The cause was kidney failure and pneumonia, his wife, Elena, said.
Burton Samuel Glinn was born in Pittsburgh on July 23, 1925. He entered Harvard in 1943 but left after a semester when he was drafted into the Army. He served in Germany, then returned to Harvard to study history and literature, graduating in 1949.
In addition to doing news and documentary work, he also produced memorable photographs of Elizabeth Taylor, Andy Warhol and other celebrities.
He was a successful commercial photographer as well, with corporate clients that included Pepsico, General Motors and Revlon. He did advertising photography for I.B.M., T.W.A. and Seagram, among others, and won the award for the best print ad of 1972 from the Art Directors Club of New York for his work for Foster-Grant sunglasses.
In an interview given in January of 2007, Burt talked about his experience with Foster Grant. "I had the most fun with an advertising campaign for Foster Grant sunglasses.

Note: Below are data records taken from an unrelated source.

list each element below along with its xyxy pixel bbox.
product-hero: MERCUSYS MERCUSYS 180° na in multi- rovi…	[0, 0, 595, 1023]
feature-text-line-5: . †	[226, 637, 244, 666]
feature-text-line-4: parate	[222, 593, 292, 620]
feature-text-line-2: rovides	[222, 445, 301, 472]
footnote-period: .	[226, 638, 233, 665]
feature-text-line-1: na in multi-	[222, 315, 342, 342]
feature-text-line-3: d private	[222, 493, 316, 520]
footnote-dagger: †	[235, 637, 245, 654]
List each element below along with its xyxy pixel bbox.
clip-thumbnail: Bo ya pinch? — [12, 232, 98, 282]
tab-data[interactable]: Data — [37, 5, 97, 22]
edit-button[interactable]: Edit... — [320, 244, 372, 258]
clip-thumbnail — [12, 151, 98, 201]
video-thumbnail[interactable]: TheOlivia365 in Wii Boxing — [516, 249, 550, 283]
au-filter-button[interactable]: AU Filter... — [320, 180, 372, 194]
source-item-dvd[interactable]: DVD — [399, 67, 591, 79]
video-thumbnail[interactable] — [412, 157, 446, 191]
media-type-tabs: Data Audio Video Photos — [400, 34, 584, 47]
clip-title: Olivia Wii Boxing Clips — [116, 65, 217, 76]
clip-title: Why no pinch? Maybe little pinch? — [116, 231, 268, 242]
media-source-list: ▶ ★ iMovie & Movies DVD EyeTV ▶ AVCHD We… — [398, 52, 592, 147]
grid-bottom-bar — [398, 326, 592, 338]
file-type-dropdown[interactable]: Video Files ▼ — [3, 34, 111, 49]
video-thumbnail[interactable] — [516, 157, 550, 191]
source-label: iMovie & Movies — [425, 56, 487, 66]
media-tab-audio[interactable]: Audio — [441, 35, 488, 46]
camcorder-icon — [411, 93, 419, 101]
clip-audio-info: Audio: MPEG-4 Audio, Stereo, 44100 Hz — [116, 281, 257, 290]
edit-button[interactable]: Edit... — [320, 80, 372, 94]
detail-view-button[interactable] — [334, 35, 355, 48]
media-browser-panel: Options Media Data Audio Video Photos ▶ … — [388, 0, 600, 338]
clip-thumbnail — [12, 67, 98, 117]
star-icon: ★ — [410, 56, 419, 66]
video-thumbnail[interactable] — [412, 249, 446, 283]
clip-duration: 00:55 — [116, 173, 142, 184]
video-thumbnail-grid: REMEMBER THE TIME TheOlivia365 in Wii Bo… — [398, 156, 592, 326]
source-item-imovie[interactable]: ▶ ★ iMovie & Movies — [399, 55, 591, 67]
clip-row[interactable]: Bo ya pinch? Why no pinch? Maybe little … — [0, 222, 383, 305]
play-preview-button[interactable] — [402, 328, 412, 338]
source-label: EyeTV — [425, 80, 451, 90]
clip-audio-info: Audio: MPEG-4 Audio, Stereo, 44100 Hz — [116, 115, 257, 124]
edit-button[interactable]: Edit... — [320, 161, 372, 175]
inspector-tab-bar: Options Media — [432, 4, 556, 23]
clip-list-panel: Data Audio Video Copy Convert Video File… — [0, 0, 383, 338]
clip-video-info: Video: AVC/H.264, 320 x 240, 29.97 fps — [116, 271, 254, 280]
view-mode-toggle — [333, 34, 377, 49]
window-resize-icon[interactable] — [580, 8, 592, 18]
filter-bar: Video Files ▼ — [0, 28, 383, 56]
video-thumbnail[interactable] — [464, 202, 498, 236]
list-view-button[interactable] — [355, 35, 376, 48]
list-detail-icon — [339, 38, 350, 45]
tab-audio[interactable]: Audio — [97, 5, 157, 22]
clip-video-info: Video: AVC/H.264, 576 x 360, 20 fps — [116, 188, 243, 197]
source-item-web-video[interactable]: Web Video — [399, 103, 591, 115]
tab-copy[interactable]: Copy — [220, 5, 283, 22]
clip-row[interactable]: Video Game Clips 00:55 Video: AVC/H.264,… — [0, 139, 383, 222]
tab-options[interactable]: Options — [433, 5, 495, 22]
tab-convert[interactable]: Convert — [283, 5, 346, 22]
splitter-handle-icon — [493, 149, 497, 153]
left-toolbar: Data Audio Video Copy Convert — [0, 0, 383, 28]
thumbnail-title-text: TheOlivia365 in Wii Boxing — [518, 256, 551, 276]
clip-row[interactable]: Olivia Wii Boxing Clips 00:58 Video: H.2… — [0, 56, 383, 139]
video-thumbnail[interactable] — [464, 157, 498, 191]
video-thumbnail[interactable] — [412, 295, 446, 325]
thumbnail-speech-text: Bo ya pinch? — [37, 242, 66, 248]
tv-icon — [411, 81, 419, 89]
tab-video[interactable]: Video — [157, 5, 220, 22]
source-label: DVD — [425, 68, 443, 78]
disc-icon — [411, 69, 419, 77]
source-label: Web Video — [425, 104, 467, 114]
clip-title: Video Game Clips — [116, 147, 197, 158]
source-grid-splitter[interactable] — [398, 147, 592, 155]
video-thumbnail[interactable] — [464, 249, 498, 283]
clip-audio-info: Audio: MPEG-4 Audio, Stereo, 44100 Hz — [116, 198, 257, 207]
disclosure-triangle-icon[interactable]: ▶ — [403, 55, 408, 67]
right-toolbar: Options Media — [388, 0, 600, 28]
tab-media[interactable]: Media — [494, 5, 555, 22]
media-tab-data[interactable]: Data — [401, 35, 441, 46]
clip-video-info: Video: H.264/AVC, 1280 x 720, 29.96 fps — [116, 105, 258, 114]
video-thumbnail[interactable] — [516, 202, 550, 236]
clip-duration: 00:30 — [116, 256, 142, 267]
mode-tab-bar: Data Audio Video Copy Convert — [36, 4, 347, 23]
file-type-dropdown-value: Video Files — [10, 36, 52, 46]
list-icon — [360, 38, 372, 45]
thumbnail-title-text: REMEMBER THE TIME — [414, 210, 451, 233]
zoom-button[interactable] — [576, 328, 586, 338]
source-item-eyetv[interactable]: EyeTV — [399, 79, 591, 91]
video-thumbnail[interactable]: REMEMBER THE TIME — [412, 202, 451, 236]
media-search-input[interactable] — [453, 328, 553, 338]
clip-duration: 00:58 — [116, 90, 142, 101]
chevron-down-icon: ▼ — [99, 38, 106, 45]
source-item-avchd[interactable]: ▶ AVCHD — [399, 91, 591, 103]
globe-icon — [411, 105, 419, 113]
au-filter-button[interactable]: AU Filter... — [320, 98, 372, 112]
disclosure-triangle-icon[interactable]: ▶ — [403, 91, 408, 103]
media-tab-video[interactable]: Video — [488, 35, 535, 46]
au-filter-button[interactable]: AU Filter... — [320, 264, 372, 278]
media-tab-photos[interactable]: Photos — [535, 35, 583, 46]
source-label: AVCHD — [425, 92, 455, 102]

The punch line was 'Isn’t that Woody Allen behind those Foster Grants.' We had to spot six funny lines that Woody Allen would say in different characters. We did them with Woody Allen, Claudia Cardinale, Anthony Quinn, and Anita Ekberg. It was all very strange and very funny. We would fly to meet these people and the copy writer, the ad man, was a very, very funny guy, named Ray Brown. He would think up these different ideas for punch lines, and then we would rummage through somebody’s closet and find out if he had the right clothes. For the one we did with Anthony Quinn, we had ten or twelve different sunglasses so he could pick the sunglasses that would add to his character, which looked like a South American dictator with a Panama hat and sunglasses. We had more fun thinking up the lines than we had taking the pictures. The campaign ran for a couple of years. It was the punch line, and different people would say, 'Isn’t that so and so behind the Foster Grants?'"
In addition to his wife, who is known professionally as Elena Prohaska, he
is survived by his son, Sam, of Manhattan, and his sister, Norma Madden of Pittsburgh.